OK, it’s early days but I will start to encourage entities to move to UA and thus get rid of the taddr pestilence.

(My emphasis added.)

This is disappointing - false alarm - I thought UA would finally enable you to block incoming T-to-U transactions, but I was wrong, thanks for clarifying. Because of this, I don’t consider it meaningful to check exactly what’s exposed by AllowRevealedAmounts and AllowRevealedSenders (a feature introduced since 4.7.0) when a Tx is sent to an Orchard-only UA from various kinds of sender addresses, because there is no wider privacy guarantee breakthrough anyway - we still can’t escape the entire category of ‘shielding’ transactions.

Default privacy settings are a huge deal - so UA UX is very welcome. But unless it’s guaranteed privacy both ways, I fear wide adoption will be stunted. Time will tell if new wallet defaults will change the optics to make Zcash be taken more seriously as a privacy coin (as it should be, since it’s the best). Monero’s success - despite having woefully inadequate privacy coin tech - teaches us that it’s not about the truth* so much as the idea, the intent - optics, branding, mythology. Monero is a full-blown religion. Its ideological fervour - its rampant hope to be private, no matter what, no questions asked (irrespective of whether it is private or not) - is what this project lacks. (No wonder ZEC has been forked to remove the transparent part.)

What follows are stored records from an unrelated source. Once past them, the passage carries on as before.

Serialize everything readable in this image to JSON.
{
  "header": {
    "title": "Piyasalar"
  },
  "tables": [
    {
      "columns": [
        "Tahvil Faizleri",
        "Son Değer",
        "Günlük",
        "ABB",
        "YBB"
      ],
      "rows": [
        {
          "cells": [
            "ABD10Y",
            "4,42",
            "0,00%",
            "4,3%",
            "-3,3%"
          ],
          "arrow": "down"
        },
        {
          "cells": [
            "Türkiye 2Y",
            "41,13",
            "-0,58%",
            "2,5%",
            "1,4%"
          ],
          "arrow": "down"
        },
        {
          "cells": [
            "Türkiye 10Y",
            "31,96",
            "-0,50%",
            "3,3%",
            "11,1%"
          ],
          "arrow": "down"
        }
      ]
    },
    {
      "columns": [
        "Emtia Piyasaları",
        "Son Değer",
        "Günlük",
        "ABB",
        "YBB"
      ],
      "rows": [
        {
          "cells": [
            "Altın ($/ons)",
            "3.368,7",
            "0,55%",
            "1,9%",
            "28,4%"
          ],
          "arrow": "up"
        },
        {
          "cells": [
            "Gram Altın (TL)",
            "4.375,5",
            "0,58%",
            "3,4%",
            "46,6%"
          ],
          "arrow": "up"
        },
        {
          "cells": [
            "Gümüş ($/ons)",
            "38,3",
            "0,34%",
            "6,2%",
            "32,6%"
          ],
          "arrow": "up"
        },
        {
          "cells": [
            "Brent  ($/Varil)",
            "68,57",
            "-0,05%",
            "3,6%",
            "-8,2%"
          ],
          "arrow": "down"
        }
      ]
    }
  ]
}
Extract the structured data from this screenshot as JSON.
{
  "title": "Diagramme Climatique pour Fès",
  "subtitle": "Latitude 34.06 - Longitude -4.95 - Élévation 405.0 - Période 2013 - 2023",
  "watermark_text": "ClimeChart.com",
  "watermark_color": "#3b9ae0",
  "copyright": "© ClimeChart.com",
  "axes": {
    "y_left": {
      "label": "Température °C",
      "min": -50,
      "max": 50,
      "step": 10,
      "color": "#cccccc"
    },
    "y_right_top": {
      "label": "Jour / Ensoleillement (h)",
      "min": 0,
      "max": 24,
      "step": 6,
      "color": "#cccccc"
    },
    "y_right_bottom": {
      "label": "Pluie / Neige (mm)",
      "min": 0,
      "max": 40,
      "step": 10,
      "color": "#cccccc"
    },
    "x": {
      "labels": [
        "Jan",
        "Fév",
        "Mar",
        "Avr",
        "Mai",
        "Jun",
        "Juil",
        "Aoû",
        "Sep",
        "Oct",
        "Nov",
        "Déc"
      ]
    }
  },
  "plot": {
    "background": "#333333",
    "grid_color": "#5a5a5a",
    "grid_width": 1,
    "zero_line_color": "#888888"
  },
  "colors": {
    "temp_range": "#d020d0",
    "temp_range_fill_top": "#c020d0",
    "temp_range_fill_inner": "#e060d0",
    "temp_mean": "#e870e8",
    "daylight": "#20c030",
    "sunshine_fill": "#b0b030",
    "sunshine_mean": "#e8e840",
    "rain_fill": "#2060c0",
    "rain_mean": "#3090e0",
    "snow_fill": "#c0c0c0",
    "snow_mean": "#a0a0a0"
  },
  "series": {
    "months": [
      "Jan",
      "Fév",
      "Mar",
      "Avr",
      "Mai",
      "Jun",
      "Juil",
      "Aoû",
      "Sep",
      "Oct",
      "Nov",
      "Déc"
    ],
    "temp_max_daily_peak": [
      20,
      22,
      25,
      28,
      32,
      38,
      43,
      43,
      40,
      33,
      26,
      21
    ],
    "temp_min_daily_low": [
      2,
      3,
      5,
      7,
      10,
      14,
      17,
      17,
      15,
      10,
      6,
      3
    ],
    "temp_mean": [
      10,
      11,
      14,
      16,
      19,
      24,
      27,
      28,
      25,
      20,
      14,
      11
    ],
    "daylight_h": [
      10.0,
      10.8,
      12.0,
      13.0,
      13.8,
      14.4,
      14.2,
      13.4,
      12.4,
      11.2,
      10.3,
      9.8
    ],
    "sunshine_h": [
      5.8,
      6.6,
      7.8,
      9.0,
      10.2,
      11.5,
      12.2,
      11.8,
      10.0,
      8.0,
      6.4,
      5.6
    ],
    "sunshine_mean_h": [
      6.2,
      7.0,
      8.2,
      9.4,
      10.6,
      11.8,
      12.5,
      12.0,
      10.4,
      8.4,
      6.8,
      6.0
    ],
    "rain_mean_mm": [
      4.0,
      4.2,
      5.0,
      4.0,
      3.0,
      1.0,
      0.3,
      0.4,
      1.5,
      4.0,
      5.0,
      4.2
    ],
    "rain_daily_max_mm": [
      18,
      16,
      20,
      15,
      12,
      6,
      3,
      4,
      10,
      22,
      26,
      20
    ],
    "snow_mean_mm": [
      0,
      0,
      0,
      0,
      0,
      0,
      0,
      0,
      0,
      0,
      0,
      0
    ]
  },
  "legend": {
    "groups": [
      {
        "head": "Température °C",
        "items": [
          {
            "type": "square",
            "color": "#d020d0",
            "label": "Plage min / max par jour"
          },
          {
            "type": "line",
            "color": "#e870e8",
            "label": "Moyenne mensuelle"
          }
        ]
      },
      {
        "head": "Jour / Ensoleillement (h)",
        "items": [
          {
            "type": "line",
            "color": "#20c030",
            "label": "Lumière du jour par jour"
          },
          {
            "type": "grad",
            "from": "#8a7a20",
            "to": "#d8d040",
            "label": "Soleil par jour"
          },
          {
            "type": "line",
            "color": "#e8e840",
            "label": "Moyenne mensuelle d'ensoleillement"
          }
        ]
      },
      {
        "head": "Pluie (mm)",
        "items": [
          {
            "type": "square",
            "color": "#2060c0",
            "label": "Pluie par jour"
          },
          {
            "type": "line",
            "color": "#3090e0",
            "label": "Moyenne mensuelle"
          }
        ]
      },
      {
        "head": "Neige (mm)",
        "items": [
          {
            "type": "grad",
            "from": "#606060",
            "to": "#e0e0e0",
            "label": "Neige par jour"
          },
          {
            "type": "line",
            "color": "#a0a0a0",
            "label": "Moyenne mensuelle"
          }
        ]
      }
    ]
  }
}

If Zcash wants more adoption, and to even bill itself as a privacy coin, this concession to bow to certain regulatory entities is the thorn in its side. The inability to block incoming transparent inputs is a lingering loophole that actually feels like a pro-regulatory backdoor, as if designed to say: “It’s OK, law enforcement, our users aren’t uncontrollably private - you can still catch a criminal by sending them shielding transactions or via AllowRevealedSenders / AllowRevealedAmounts - they might not even notice!”

(Zcash really needs to become jurisdictionally and politically independent, as @zooko has been recently expressing. 100% agree with that.)

Monero’s own privacy policy isn’t 100% perfect, but at least it doesn’t have the major loopholes Zcash has. By design, Zcash is still only a privacy-possible coin (now becoming a privacy-default coin), not a privacy-only coin. People don’t want to TOUCH the transparent.

The competition is strong. The best doesn’t always win. The one with the most appeal does.

(*) The truth: Many fingerprinting attacks are possible from senders, from ‘dust’ to other imaginative ideas such as custom Tx fees right down to the Zatoshi that contain a quasi UUID or even steganographic watermark, and more. (Also, a malicious sender can leak all details of the trade to any other party off-chain.) This is why, since the beginning, I have discovered the under-appreciated necessity of privately churning your ZEC ONE TIME, within the fully shielded pool, where you fully control BOTH sender and recipient policy. It guarantees cleaning of any possible on-chain fingerprinting metadata engineered by a malicious sender, like dust. It’s not superstition or OCD. Churning ZEC creates a truly trustless black hole and achieves what sovereign cash is supposed to be. No amount of trustless design, in either Monero or Zcashm can guarantee against crafty senders, so extra OPSEC steps and vigilance is needed. Is this the point of this post’s rant, though? No.